In fact, local cracking is to use the software to select a QQ number that has been logged on locally, and then use the dictionary to check the password. There are two types of local cracking: brute-force cracking and local record. There are two types of brute-force cracking: Increase in order and comparison by dictionary. For example, if I want to crack the password with the QQ number 123456, I can use 1 as the password for verification. If it is correct, I can steal it. If it is incorrect, I will use 2 for verification, if it is not correct, use 3 to add it in this order until it is the same as the password. However, the efficiency of such cracking is very low, because many people's passwords are not just numbers, so this method is not common.

In normal times, the common method is to compare the password in the dictionary. If it is correct, the QQ is stolen.
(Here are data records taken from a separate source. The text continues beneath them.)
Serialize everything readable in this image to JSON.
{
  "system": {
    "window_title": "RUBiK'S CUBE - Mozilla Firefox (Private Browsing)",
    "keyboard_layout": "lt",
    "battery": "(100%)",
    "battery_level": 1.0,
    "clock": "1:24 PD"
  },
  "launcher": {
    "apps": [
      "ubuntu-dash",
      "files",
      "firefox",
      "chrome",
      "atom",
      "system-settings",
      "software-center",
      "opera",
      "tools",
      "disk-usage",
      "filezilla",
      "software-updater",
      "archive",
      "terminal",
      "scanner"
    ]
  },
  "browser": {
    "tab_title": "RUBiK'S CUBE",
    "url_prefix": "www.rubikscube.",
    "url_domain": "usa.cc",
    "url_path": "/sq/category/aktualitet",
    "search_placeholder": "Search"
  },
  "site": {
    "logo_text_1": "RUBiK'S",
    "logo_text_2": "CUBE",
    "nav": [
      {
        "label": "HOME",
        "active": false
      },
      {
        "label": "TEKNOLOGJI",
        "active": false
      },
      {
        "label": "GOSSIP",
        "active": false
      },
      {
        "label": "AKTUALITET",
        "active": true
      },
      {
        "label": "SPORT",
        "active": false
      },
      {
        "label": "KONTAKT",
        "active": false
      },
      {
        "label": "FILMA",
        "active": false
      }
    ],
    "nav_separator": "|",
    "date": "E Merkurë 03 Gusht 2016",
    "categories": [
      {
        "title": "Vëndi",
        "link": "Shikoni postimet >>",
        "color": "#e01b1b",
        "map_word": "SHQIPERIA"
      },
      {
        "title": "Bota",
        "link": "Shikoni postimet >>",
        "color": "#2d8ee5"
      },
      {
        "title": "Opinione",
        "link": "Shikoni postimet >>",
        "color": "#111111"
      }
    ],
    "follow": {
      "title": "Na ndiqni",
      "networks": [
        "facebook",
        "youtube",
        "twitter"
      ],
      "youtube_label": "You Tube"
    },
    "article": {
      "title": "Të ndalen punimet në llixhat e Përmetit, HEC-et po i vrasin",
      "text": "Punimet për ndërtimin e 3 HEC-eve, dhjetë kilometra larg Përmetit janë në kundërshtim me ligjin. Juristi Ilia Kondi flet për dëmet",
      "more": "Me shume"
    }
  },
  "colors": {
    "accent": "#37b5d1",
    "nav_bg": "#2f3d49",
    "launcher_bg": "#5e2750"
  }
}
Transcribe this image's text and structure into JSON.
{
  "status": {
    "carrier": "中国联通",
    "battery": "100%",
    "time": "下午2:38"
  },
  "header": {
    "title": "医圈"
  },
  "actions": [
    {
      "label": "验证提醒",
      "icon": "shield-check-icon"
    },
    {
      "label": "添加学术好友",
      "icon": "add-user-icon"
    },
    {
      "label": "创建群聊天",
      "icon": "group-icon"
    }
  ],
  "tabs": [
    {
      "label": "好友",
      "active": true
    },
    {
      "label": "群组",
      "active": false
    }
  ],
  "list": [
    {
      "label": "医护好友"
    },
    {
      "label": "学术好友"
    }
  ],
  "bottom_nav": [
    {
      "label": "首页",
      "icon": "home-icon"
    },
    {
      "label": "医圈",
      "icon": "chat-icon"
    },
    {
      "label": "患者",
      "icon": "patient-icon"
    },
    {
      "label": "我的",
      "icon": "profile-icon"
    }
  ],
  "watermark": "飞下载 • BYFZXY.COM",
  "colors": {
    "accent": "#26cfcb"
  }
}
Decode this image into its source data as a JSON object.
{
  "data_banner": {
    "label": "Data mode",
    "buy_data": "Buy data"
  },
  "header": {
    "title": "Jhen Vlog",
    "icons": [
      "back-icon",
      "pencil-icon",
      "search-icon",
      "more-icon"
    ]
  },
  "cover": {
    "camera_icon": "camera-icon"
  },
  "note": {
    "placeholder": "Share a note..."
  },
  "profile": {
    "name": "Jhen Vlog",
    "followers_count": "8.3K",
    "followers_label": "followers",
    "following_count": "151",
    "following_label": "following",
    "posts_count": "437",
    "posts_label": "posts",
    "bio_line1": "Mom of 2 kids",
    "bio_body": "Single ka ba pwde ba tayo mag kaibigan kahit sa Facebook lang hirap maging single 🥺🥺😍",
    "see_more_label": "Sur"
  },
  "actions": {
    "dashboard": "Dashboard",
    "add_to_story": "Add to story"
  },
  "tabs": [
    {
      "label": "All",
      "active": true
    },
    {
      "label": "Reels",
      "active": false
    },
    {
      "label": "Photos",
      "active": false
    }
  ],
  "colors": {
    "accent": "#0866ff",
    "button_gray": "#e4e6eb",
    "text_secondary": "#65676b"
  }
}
Because the dictionary can be "intelligent", the attack efficiency is relatively high, especially when your password is a simple number or a number adds some English names. For example, I can see that the English name of a MM in an Internet cafe is alice, and the password number is 8 bits (how do I know? Dizzy! Why !). Generally, alice adds some numbers to her password. So I can use the Yiyou super dictionary generator to create a dictionary that uses alice as a special character to rank 1-5 characters (1) in the password, and then selects all the numbers in the basic characters, set the password's number of digits to 8, and then select the storage location and click "generate Dictionary ".

Figure 1

Open the generated dictionary, and you will see the alice000, alice001, and other passwords (2 ). Then, alice is placed in the 2-6, 3-7, and 4-8 digits. Other locations are also filled with numbers. Next, I just need to use the software to hook up these dictionaries for cracking, and soon I can get the QQ password.